Vandana Shiva: “Temos de destruir o mito de que a tecnologia é uma religião que não pode ser questionada”
- Análisis
Cientista e ativista ambiental, fundou a organização não governamental Navdanya, que promove a biodiversidade de sementes, a agricultura biológica e os direitos dos agricultores na Índia. Esteve no Porto para falar de colonização, a nova e a antiga.
A reportagem é de Andrea Cunha Freitas, publicada por Público, 13-11-2019.
Muito antes de uma menina sueca de 15 anos e longas tranças decidir fazer greve às aulas para protestar contra as alterações climáticas, Vandana Shiva já andava pelo mundo fora a abraçar árvores (literalmente), a guardar milhares de sementes num banco na Índia e a lutar pelo futuro do planeta. Vandana Shiva é uma ativista ambiental mundialmente famosa que começou nestas andanças mais ou menos com a mesma idade de Greta Thunberg. A revista Time considerou-a uma “heroína” e a Forbes colocou-a na lista das mulheres mais poderosas do mundo.

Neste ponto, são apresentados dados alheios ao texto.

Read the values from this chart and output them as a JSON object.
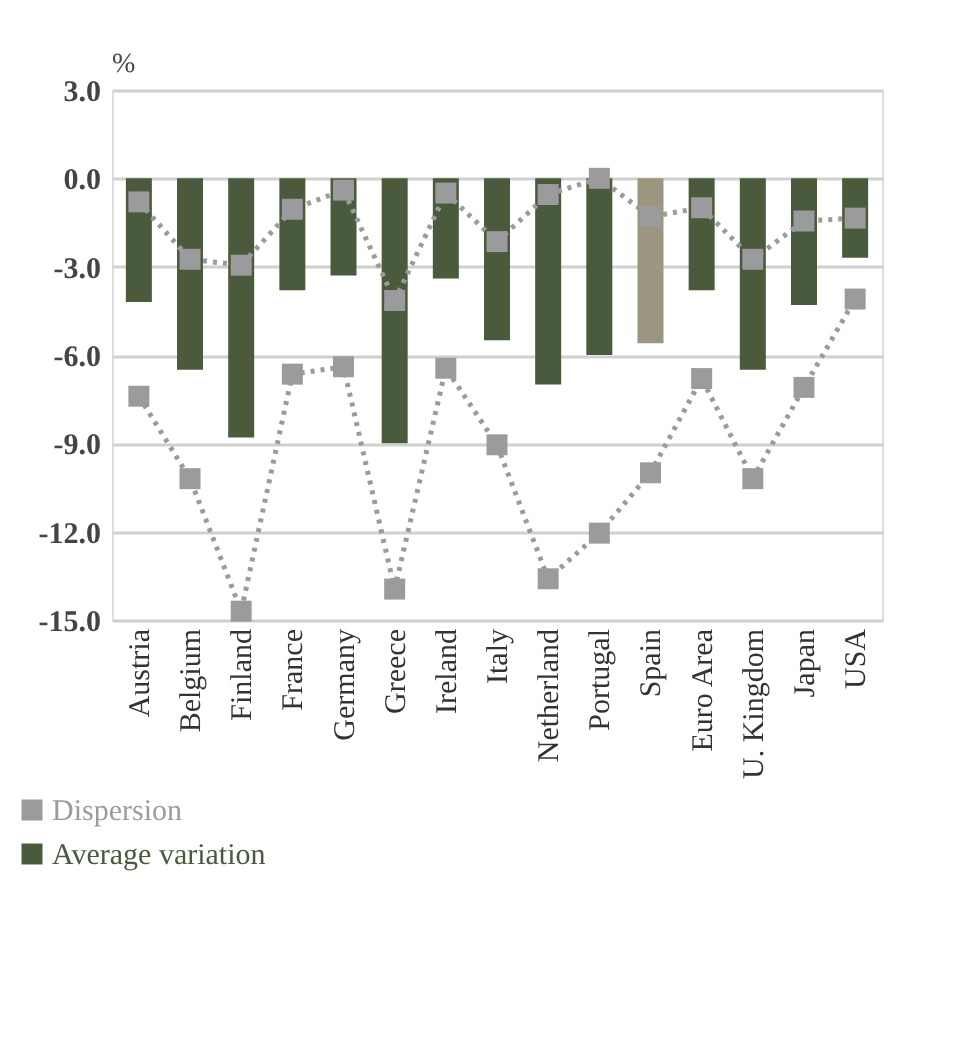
{
  "chart_data": {
    "type": "bar",
    "ylabel": "%",
    "categories": [
      "Austria",
      "Belgium",
      "Finland",
      "France",
      "Germany",
      "Greece",
      "Ireland",
      "Italy",
      "Netherland",
      "Portugal",
      "Spain",
      "Euro Area",
      "U. Kingdom",
      "Japan",
      "USA"
    ],
    "series": [
      {
        "name": "Average variation",
        "color": "#4a5a3c",
        "colors": [
          "#4a5a3c",
          "#4a5a3c",
          "#4a5a3c",
          "#4a5a3c",
          "#4a5a3c",
          "#4a5a3c",
          "#4a5a3c",
          "#4a5a3c",
          "#4a5a3c",
          "#4a5a3c",
          "#9c9680",
          "#4a5a3c",
          "#4a5a3c",
          "#4a5a3c",
          "#4a5a3c"
        ],
        "values": [
          -4.2,
          -6.5,
          -8.8,
          -3.8,
          -3.3,
          -9.0,
          -3.4,
          -5.5,
          -7.0,
          -6.0,
          -5.6,
          -3.8,
          -6.5,
          -4.3,
          -2.7
        ]
      },
      {
        "type": "line",
        "name": "Dispersion",
        "color": "#9b9b9e",
        "marker": "square",
        "line_style": "dotted",
        "values": [
          -0.8,
          -2.75,
          -2.95,
          -1.05,
          -0.4,
          -4.15,
          -0.5,
          -2.15,
          -0.55,
          0.0,
          -1.3,
          -1.0,
          -2.75,
          -1.45,
          -1.35
        ]
      },
      {
        "type": "line",
        "color": "#9b9b9e",
        "marker": "square",
        "line_style": "dotted",
        "values": [
          -7.4,
          -10.2,
          -14.7,
          -6.65,
          -6.4,
          -13.95,
          -6.45,
          -9.05,
          -13.6,
          -12.05,
          -10.0,
          -6.8,
          -10.2,
          -7.1,
          -4.1
        ]
      }
    ],
    "ylim": [
      -15.0,
      3.0
    ],
    "yticks": [
      {
        "value": -15,
        "label": "-15.0"
      },
      {
        "value": -12,
        "label": "-12.0"
      },
      {
        "value": -9,
        "label": "-9.0"
      },
      {
        "value": -6,
        "label": "-6.0"
      },
      {
        "value": -3,
        "label": "-3.0"
      },
      {
        "value": 0,
        "label": "0.0"
      },
      {
        "value": 3,
        "label": "3.0"
      }
    ],
    "grid": "y",
    "legend": "bottom left"
  }
}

No seu mais recente livro, que escreveu em colaboração com o filho, Unidade contra o 1%: Quebrando Ilusões, Semeando a Liberdade, confronta os seus leitores com uma dura oposição a grandes multinacionais, como a Monsanto, pela influência nefasta na agricultura. Também faz um feroz ataque aos “bilionários”, como Bill Gates e Mark Zuckerberg. No fim, quase como uma profecia promete com o seu sorriso incrível: “A verdade vai vencer.” No Fórum do Futuro, que decorreu na semana passada no Porto, falou sobre uma nova colonização que, afinal, é como a antiga.
Eis a entrevista.
Nesta conferência vai falar sobre colonização. Isto tem que ver com o seu livro mais recente?
Sim, e não só. O livro é desencadeado por algumas perguntas. A primeira surgiu quando, na Cimeira em Paris [2015], Bill Gates e Zuckerberg estavam no palco e todos os jornais estavam a cobrir mais o que eles estavam a dizer do que o resto. Percebi que algo estranho tinha acontecido no mundo, onde estava a ver bilionários que não eram apenas iguais aos chefes de governo, mas que na verdade os substituíam. Foi nessa altura que decidi olhar mais de perto a ascensão dos bilionários.
Mas a sua luta não tem sido sobretudo contra a agricultura química?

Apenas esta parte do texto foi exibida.